This goal of this project was to increasing familiarity with data clustering packages available in R.
It uses the following clustering techniques:
- K-means
- Hierarchical
- DBSCAN
- Shared Nearest Neighbor
Instructions to run file:
-
Set working directory to Raheen_Mazgaonkar_47144316 (This is required as the script references to the excel sheet present in this folder. If different excel has to be loaded please change path in readData())
-
Install the following packages (using install.packages(), code for this is present but commented in script to avoid reinstallation) i) stats (for k-means and hclust) ii) fpc (for dbscan) iii) dbscan (for sNNclust) iv) ClusterR (for accuracy measure) v) mclust (for adjusted rand index) vi) rgl (for scatterplot) vii) car (for scatterplot) viii) factoextra ( for dendogram and scatterplot) ix) zeallot (for getting multiple output from function)
-
For dataset1, run proj2p1_final.R from source.
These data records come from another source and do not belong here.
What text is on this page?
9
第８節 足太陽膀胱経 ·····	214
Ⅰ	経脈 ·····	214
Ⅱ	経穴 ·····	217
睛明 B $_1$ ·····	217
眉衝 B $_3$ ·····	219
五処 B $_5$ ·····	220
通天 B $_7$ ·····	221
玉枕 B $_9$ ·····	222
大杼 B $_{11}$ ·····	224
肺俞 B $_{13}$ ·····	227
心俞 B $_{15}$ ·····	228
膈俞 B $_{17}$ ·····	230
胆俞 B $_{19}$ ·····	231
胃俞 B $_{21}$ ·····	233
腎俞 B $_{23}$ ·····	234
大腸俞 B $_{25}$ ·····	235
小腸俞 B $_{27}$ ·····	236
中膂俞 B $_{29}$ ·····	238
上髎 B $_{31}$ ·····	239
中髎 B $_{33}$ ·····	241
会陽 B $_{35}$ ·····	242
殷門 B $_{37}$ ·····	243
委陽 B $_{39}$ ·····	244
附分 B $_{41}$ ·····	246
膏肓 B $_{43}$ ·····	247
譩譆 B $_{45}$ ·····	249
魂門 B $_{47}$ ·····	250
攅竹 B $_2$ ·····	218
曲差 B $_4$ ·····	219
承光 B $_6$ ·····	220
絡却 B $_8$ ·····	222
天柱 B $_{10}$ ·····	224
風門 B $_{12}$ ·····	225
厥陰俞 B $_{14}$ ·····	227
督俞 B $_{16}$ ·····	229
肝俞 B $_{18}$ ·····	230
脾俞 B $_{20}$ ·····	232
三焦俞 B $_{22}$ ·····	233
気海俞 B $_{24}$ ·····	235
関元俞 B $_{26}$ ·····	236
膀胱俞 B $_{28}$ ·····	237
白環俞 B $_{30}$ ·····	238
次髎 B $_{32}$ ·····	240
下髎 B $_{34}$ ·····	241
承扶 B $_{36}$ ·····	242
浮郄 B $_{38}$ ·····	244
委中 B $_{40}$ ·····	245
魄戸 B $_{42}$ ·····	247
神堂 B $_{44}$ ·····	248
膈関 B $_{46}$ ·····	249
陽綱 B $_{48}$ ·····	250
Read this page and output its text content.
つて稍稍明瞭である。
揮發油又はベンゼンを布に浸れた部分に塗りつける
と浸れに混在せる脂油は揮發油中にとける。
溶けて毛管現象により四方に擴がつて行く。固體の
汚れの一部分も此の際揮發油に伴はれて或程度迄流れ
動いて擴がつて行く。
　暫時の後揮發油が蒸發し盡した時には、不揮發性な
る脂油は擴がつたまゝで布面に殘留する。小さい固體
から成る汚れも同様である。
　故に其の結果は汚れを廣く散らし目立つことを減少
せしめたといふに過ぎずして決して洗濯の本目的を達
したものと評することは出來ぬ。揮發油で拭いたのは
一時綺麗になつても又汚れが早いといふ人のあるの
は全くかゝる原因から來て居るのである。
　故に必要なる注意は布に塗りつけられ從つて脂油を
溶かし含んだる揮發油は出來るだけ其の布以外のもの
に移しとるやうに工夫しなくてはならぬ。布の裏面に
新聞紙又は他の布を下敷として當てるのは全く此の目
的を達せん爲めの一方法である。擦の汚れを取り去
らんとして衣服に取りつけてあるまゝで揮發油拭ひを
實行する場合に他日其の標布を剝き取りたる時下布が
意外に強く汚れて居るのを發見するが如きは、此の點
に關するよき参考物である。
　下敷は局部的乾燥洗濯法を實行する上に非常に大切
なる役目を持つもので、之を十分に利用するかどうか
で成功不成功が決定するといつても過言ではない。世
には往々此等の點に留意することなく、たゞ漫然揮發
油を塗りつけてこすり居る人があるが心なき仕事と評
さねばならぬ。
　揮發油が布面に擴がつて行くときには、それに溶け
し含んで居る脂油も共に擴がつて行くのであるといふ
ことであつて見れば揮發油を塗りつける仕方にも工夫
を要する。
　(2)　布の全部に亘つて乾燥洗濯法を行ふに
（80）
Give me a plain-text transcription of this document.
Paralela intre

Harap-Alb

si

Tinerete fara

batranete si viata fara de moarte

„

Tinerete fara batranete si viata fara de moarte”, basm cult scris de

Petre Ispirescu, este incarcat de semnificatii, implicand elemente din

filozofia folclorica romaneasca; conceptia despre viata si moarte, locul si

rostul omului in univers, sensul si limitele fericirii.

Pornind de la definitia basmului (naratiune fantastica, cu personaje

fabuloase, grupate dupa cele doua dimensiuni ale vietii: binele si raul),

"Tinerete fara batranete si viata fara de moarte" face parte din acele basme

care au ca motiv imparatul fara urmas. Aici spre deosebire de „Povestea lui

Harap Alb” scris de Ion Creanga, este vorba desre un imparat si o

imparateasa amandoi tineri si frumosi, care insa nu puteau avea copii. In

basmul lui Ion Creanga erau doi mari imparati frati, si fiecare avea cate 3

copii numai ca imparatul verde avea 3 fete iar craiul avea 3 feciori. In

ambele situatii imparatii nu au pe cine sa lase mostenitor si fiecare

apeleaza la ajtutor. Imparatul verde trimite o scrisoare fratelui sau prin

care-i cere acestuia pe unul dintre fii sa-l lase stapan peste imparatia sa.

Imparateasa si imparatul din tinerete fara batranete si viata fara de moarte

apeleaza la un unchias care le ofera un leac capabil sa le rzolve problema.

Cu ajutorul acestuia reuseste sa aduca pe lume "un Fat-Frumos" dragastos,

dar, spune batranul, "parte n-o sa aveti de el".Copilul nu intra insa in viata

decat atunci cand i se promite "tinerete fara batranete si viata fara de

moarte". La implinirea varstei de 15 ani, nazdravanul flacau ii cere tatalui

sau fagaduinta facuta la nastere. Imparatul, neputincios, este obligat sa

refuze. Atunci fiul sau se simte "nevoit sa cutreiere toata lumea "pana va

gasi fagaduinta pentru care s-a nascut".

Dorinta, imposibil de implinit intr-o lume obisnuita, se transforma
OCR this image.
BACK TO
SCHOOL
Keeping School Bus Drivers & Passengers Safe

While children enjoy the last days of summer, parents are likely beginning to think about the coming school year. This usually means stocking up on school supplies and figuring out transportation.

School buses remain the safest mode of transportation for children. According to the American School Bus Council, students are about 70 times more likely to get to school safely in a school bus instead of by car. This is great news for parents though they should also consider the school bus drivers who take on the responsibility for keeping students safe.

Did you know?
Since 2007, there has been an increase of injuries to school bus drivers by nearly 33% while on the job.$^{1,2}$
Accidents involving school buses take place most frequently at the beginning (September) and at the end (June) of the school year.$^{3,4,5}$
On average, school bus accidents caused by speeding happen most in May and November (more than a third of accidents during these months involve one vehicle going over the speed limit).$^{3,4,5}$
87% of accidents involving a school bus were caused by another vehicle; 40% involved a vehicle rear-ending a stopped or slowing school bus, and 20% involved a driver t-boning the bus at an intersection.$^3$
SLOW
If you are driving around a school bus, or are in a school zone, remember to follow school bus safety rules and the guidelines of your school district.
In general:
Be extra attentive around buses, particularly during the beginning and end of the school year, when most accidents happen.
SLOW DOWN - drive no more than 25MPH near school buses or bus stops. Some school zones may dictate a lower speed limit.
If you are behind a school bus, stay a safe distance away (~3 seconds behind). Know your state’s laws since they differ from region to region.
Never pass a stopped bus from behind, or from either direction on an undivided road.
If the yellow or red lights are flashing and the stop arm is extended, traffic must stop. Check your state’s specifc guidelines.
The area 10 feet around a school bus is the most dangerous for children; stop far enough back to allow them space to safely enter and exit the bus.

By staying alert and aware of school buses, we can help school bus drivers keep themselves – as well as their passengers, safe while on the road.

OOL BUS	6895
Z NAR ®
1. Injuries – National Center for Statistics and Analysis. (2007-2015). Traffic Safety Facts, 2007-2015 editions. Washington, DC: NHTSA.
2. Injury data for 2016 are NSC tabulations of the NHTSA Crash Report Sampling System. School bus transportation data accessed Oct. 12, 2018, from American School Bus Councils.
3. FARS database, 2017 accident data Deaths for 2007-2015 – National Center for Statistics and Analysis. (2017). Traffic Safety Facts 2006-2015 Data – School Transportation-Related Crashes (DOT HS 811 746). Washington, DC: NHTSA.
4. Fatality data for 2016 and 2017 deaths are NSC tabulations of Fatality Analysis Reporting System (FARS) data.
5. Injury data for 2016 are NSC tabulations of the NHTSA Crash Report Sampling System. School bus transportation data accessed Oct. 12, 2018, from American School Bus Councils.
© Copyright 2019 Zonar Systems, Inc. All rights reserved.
Note: i) Each plot gets over-written on the previous one. So in case it is required to view dendogram or kNNdist plots, run each clustering separately. ii) RGL is used for scatterplots, it doesn't display title but displays a number indicating order of display. Order in which scatterplots are displayed is Original labels, K-means, Hierachical, Density-based and Graph-based. iii) Plotting dendogram will take considerable time.
-
For dataset2, run proj2p2_final.R from source. Note: i) Plotting final clusters will take considerable amount of time even after processing has stopped.